We can just solve this for $$C_4$$ in terms of $$C_3$$, but the algebra later on turns out to be a bit simpler if we solve it via

$$C_3 = C e^{-kh}, ~ C_4 = C e^{kh}.$$

I am not really following what you are doing there? Why can we use the same C for both equalities?

EDIT: Looks like you said

$C_3e^{kh} = C_4e^{-kh}\rightarrow C_3 = \frac{C_4}{e^{kh}}e^{-kh} = C e^{-kh}$ where we let $C=\frac{C_4}{e^{kh}}$ so that $C_3e^{kh} = Ce^{-kh}e^{kh} = C_4e^{kh}\rightarrow C_4 = Ce^{kh}$

So now we have that:

$$G(y) = C[e^{k(-y-h)} + e^{k(y+h)}] \qquad(13)$$

Is that as far as we take it with (13) ? I am going to solve for the C1 and C2 now, but do we ever solve for C explicitly?

 

[Saladsamurai]

Combining $C_3 = C e^{-kh}, ~ C_4 = C e^{kh}$ with
(12) creates a mess of products of C, C1 and C2. So I am thining I do need to solve for C explicitly somewhere?

 

[fzero]

:
So now we have that:

$$G(y) = C[e^{k(-y-h)} + e^{k(y+h)}] \qquad(13)$$

Is that as far as we take it with (13) ? I am going to solve for the C1 and C2 now, but do we ever solve for C explicitly?

You'll be able to solve for the products $$C C_1$$ and $$C C_2$$. The final answer will only depend on $$h$$ and $$T$$.

 

[Saladsamurai]

You'll be able to solve for the products $$C C_1$$ and $$C C_2$$. The final answer will only depend on $$h$$ and $$T$$.

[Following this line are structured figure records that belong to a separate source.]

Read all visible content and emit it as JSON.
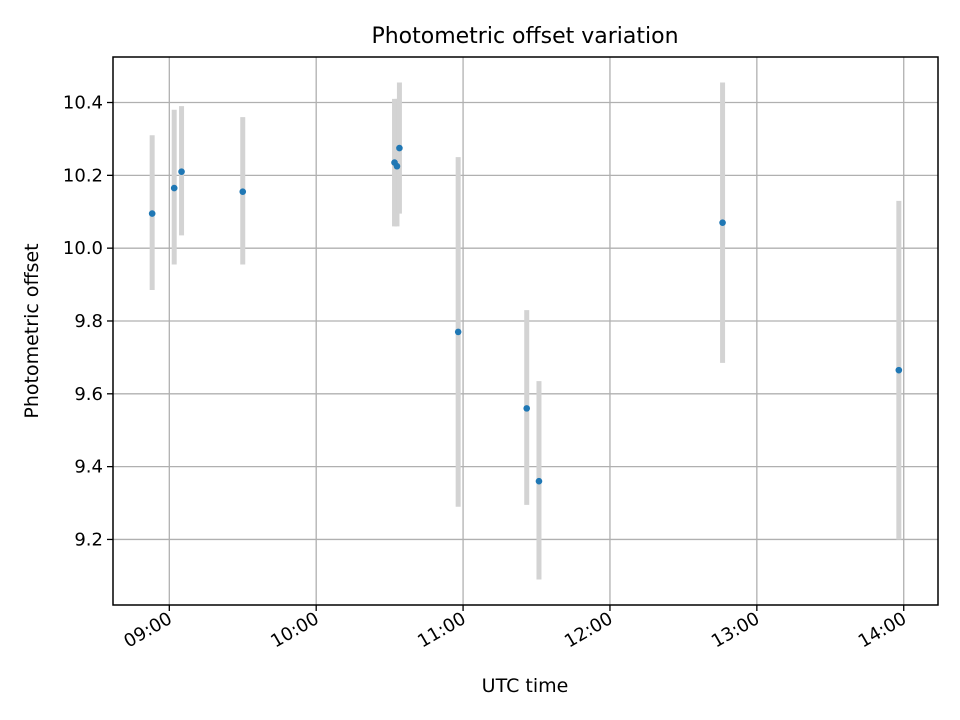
{
  "chart_data": {
    "type": "scatter",
    "title": "Photometric offset variation",
    "xlabel": "UTC time",
    "ylabel": "Photometric offset",
    "xlim": [
      "08:37",
      "14:14"
    ],
    "ylim": [
      9.02,
      10.525
    ],
    "x_ticks": [
      "09:00",
      "10:00",
      "11:00",
      "12:00",
      "13:00",
      "14:00"
    ],
    "y_ticks": [
      9.2,
      9.4,
      9.6,
      9.8,
      10.0,
      10.2,
      10.4
    ],
    "grid": true,
    "colors": {
      "marker": "#1f77b4",
      "errorbar": "#d3d3d3"
    },
    "series": [
      {
        "points": [
          {
            "x": "08:53",
            "y": 10.095,
            "yerr_low": 9.885,
            "yerr_high": 10.31
          },
          {
            "x": "09:02",
            "y": 10.165,
            "yerr_low": 9.955,
            "yerr_high": 10.38
          },
          {
            "x": "09:05",
            "y": 10.21,
            "yerr_low": 10.035,
            "yerr_high": 10.39
          },
          {
            "x": "09:30",
            "y": 10.155,
            "yerr_low": 9.955,
            "yerr_high": 10.36
          },
          {
            "x": "10:32",
            "y": 10.235,
            "yerr_low": 10.06,
            "yerr_high": 10.41
          },
          {
            "x": "10:33",
            "y": 10.225,
            "yerr_low": 10.06,
            "yerr_high": 10.41
          },
          {
            "x": "10:34",
            "y": 10.275,
            "yerr_low": 10.095,
            "yerr_high": 10.455
          },
          {
            "x": "10:58",
            "y": 9.77,
            "yerr_low": 9.29,
            "yerr_high": 10.25
          },
          {
            "x": "11:26",
            "y": 9.56,
            "yerr_low": 9.295,
            "yerr_high": 9.83
          },
          {
            "x": "11:31",
            "y": 9.36,
            "yerr_low": 9.09,
            "yerr_high": 9.635
          },
          {
            "x": "12:46",
            "y": 10.07,
            "yerr_low": 9.685,
            "yerr_high": 10.455
          },
          {
            "x": "13:58",
            "y": 9.665,
            "yerr_low": 9.2,
            "yerr_high": 10.13
          }
        ]
      }
    ]
  }
}
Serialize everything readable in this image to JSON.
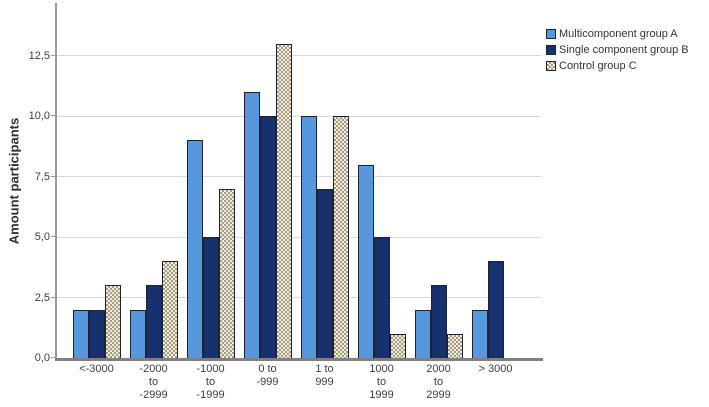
{
  "figure": {
    "background": "#ffffff"
  },
  "colors": {
    "y_axis_line": "#9a9a9a",
    "x_axis_line": "#808080",
    "gridline": "#d9d9d9",
    "text": "#3d3d3d",
    "bar_border": "#1c2134"
  },
  "chart_data": {
    "type": "bar",
    "title": "",
    "xlabel": "",
    "ylabel": "Amount participants",
    "grid": true,
    "legend_position": "top-right",
    "ylim": [
      0,
      14.6
    ],
    "yticks": [
      {
        "value": 0,
        "label": "0,0"
      },
      {
        "value": 2.5,
        "label": "2,5"
      },
      {
        "value": 5,
        "label": "5,0"
      },
      {
        "value": 7.5,
        "label": "7,5"
      },
      {
        "value": 10,
        "label": "10,0"
      },
      {
        "value": 12.5,
        "label": "12,5"
      }
    ],
    "categories": [
      "<-3000",
      "-2000\nto\n-2999",
      "-1000\nto\n-1999",
      "0 to\n-999",
      "1 to\n999",
      "1000\nto\n1999",
      "2000\nto\n2999",
      "> 3000"
    ],
    "series": [
      {
        "name": "Multicomponent group A",
        "fill": "#5697dd",
        "pattern": "solid",
        "values": [
          2,
          2,
          9,
          11,
          10,
          8,
          2,
          2
        ]
      },
      {
        "name": "Single component group B",
        "fill": "#16316e",
        "pattern": "solid",
        "values": [
          2,
          3,
          5,
          10,
          7,
          5,
          3,
          4
        ]
      },
      {
        "name": "Control group C",
        "fill": "#f1ebd9",
        "pattern": "checker",
        "pattern_color": "#a49c85",
        "values": [
          3,
          4,
          7,
          13,
          10,
          1,
          1,
          0
        ]
      }
    ]
  }
}
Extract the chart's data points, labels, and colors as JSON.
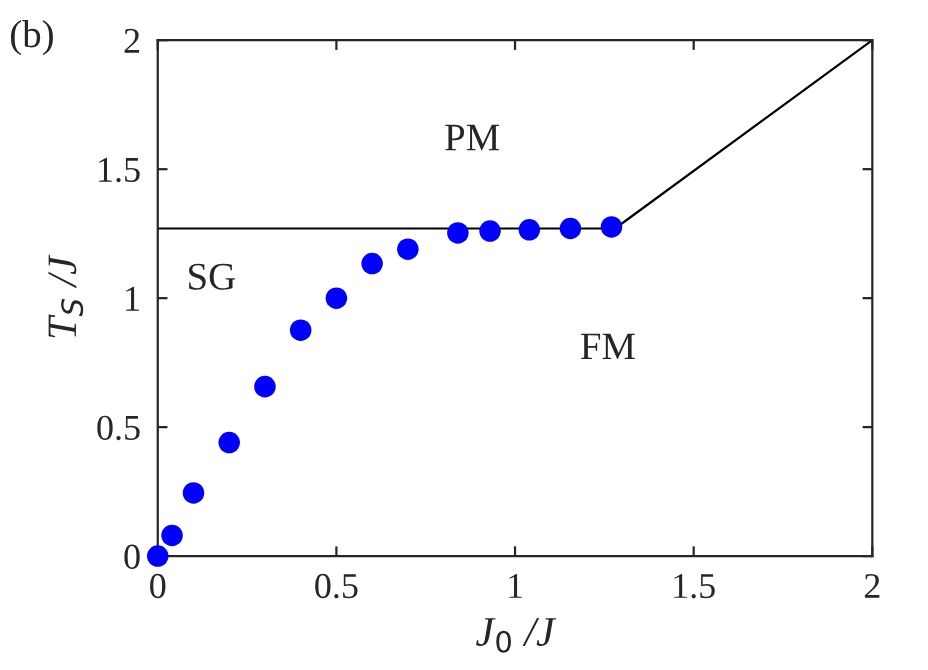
{
  "chart_data": {
    "type": "scatter",
    "title": "(b)",
    "xlabel": "J$_{0}$ /J",
    "ylabel": "T$_{S}$ /J",
    "xlim": [
      0,
      2
    ],
    "ylim": [
      0,
      2
    ],
    "xticks": [
      0,
      0.5,
      1,
      1.5,
      2
    ],
    "yticks": [
      0,
      0.5,
      1,
      1.5,
      2
    ],
    "grid": false,
    "legend": false,
    "series": [
      {
        "marker": "circle",
        "color": "#0000ff",
        "x": [
          0,
          0.04,
          0.1,
          0.2,
          0.3,
          0.4,
          0.5,
          0.6,
          0.7,
          0.84,
          0.93,
          1.04,
          1.155,
          1.27
        ],
        "values": [
          0,
          0.08,
          0.245,
          0.44,
          0.657,
          0.876,
          1.0,
          1.134,
          1.19,
          1.253,
          1.26,
          1.265,
          1.27,
          1.276
        ]
      },
      {
        "type": "line",
        "marker": "none",
        "color": "#000000",
        "x": [
          0,
          1.28,
          2
        ],
        "values": [
          1.27,
          1.27,
          2
        ]
      }
    ],
    "annotations": [
      "SG",
      "PM",
      "FM"
    ]
  }
}
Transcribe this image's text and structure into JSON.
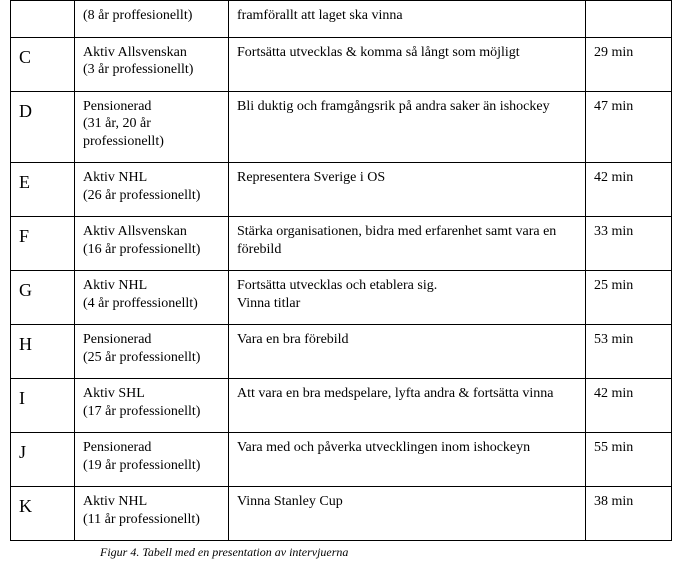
{
  "rows": [
    {
      "id": "",
      "status": "(8 år proffesionellt)",
      "goal": "framförallt att laget ska vinna",
      "time": ""
    },
    {
      "id": "C",
      "status": "Aktiv Allsvenskan\n(3 år professionellt)",
      "goal": "Fortsätta utvecklas & komma så långt som möjligt",
      "time": "29 min"
    },
    {
      "id": "D",
      "status": "Pensionerad\n(31 år, 20 år professionellt)",
      "goal": "Bli duktig och framgångsrik på andra saker än ishockey",
      "time": "47 min"
    },
    {
      "id": "E",
      "status": "Aktiv NHL\n(26 år professionellt)",
      "goal": "Representera Sverige i OS",
      "time": "42 min"
    },
    {
      "id": "F",
      "status": "Aktiv Allsvenskan\n(16 år professionellt)",
      "goal": "Stärka organisationen, bidra med erfarenhet samt vara en förebild",
      "time": "33 min"
    },
    {
      "id": "G",
      "status": "Aktiv NHL\n(4 år proffessionellt)",
      "goal": "Fortsätta utvecklas och etablera sig.\nVinna titlar",
      "time": "25 min"
    },
    {
      "id": "H",
      "status": "Pensionerad\n(25 år professionellt)",
      "goal": "Vara en bra förebild",
      "time": "53 min"
    },
    {
      "id": "I",
      "status": "Aktiv SHL\n(17 år professionellt)",
      "goal": "Att vara en bra medspelare, lyfta andra & fortsätta vinna",
      "time": "42 min"
    },
    {
      "id": "J",
      "status": "Pensionerad\n(19 år professionellt)",
      "goal": "Vara med och påverka utvecklingen inom ishockeyn",
      "time": "55 min"
    },
    {
      "id": "K",
      "status": "Aktiv NHL\n(11 år professionellt)",
      "goal": "Vinna Stanley Cup",
      "time": "38 min"
    }
  ],
  "caption": "Figur 4. Tabell med en presentation av intervjuerna"
}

OK then! Onward! Starting with (12) and $C_3 = C e^{-h}, ~ C_4 = C e^{h}$ (I am officially dropping the k's for consistency since my BC does not contain one)

$$\left [ C_1\cos(x) + C_2\sin(x) \right ]* (-C_3 + C_4) = -\cos(x) \cos(T) - \sin(x)\sin(T) \qquad(12)$$

$$\Rightarrow \left [ C_1\cos(x) + C_2\sin(x) \right ]* (C_3 - C_4) = \cos(x) \cos(T) + \sin(x)\sin(T)$$

$$\Rightarrow \left [ C_1\cos(x) + C_2\sin(x) \right ]* C(e^{-h} - e^{h}) = \cos(x) \cos(T) + \sin(x)\sin(T)$$

$$\Rightarrow \left C C_1\cos(x) + C C_2\sin(x) = \frac{\cos(T) }{e^{-h} - e^{h}}\cos(x) +\frac{\sin(T)}{e^{-h} - e^{h}}\sin(x)$$

$$\Rightarrow C C_1 = \frac{\cos(T) }{e^{-h} - e^{h}} \quad\text{ and }\quad C C_2 = \frac{\sin(T)}{e^{-h} - e^{h}} \qquad(14)$$

So now we have that F(x):

$$F(x) = \frac{1}{C} \left [ \frac{\cos(T)}{e^{-h} - e^{h}} \cos x + \frac{\sin(T)}{e^{-h} - e^{h}}\sin(x) \right ]\qquad(15)$$

How we looking? Looks like those C's will cancel when i form the product of F*G So

$$F*G = \frac{e^{-(y+h)} + e^{y+h}}{e^{-h} - e^h}\cos(x-T) = -\frac{\cosh(y + h)}{\sinh h}\cos(x-T)\qquad(16)$$

Woot! Now I just have to take the derivative a couple of times to get some velocity components and we're done! Thanks again fzero! I'll be posting back to discuss some of the details that came up and this regarding sign choices and what not. Maybe if you have time, you could chime in when I do.